Mishka
by Victor G. Ambrus
Age: 3+
Interests: music, circus, animals
Oxford University Press: 1975
24 pp.
Also by this author: The Three Poor Tailors, Horses in Battle, A Country Wedding, Hot Water for Boris, The Little Cockerel, The Sultan’s Bath
One day eight-year-old Mishka’s grandfather gives the boy a fiddle and teaches him to play “The Blue Danube”. Mishka is not satisfied with his audience of goats, ducks and chickens, and decides to leave home in search of fame. He tries to join a ragtag circus troupe, but the haughty ringmaster laughs that they don’t need a fiddler, what they really need is someone to muck out the elephants. Mishka takes the job and is soon given various other duties. Soon he is being tossed about by trapeze artists, bounced by ponies, used for knife-throwing target practice, and doused with water by the clowns. Finally one day he gets his big chance and steals the show standing on his head on top of the largest elephant and playing “The Blue Danube”. Mishka has found fame and at the end the ringmaster is mucking out the elephants himself.

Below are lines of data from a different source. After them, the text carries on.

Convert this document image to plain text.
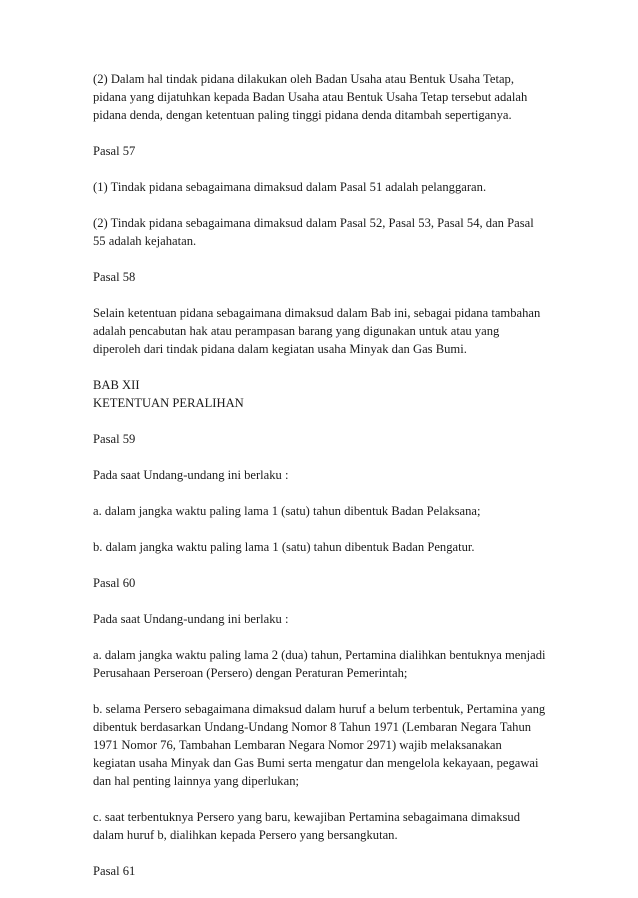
(2) Dalam hal tindak pidana dilakukan oleh Badan Usaha atau Bentuk Usaha Tetap,
pidana yang dijatuhkan kepada Badan Usaha atau Bentuk Usaha Tetap tersebut adalah
pidana denda, dengan ketentuan paling tinggi pidana denda ditambah sepertiganya.

Pasal 57

(1) Tindak pidana sebagaimana dimaksud dalam Pasal 51 adalah pelanggaran.

(2) Tindak pidana sebagaimana dimaksud dalam Pasal 52, Pasal 53, Pasal 54, dan Pasal
55 adalah kejahatan.

Pasal 58

Selain ketentuan pidana sebagaimana dimaksud dalam Bab ini, sebagai pidana tambahan
adalah pencabutan hak atau perampasan barang yang digunakan untuk atau yang
diperoleh dari tindak pidana dalam kegiatan usaha Minyak dan Gas Bumi.

BAB XII
KETENTUAN PERALIHAN

Pasal 59

Pada saat Undang-undang ini berlaku :

a. dalam jangka waktu paling lama 1 (satu) tahun dibentuk Badan Pelaksana;

b. dalam jangka waktu paling lama 1 (satu) tahun dibentuk Badan Pengatur.

Pasal 60

Pada saat Undang-undang ini berlaku :

a. dalam jangka waktu paling lama 2 (dua) tahun, Pertamina dialihkan bentuknya menjadi
Perusahaan Perseroan (Persero) dengan Peraturan Pemerintah;

b. selama Persero sebagaimana dimaksud dalam huruf a belum terbentuk, Pertamina yang
dibentuk berdasarkan Undang-Undang Nomor 8 Tahun 1971 (Lembaran Negara Tahun
1971 Nomor 76, Tambahan Lembaran Negara Nomor 2971) wajib melaksanakan
kegiatan usaha Minyak dan Gas Bumi serta mengatur dan mengelola kekayaan, pegawai
dan hal penting lainnya yang diperlukan;

c. saat terbentuknya Persero yang baru, kewajiban Pertamina sebagaimana dimaksud
dalam huruf b, dialihkan kepada Persero yang bersangkutan.

Pasal 61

A colourful tale for quite young listeners – there are no twists or complications in this plot, it’s a very straightforward journey from zero to hero. And throughout his adventures little Mishka is quite a good sport, putting up with all kinds of unpleasant duties.
Bold, brightly coloured illustrations accompany this cheerful tale of plucky Mishka’s search for fame. The drawings vividly portray the shabbily unkempt circus people, but the animals are especially marvellous – pot-bellied ponies, flea-bitten dogs, scruffy parrots, and one squinty old gent of a bear in the bath.
This book should entertain your youngster, though I have to mention that there is a particularly evil-looking laughing clown on two separate pages (see also on cover). Just in case you or your child have any serious clown issues…
Mishka is another of those hard-to-find books, as it is out of print.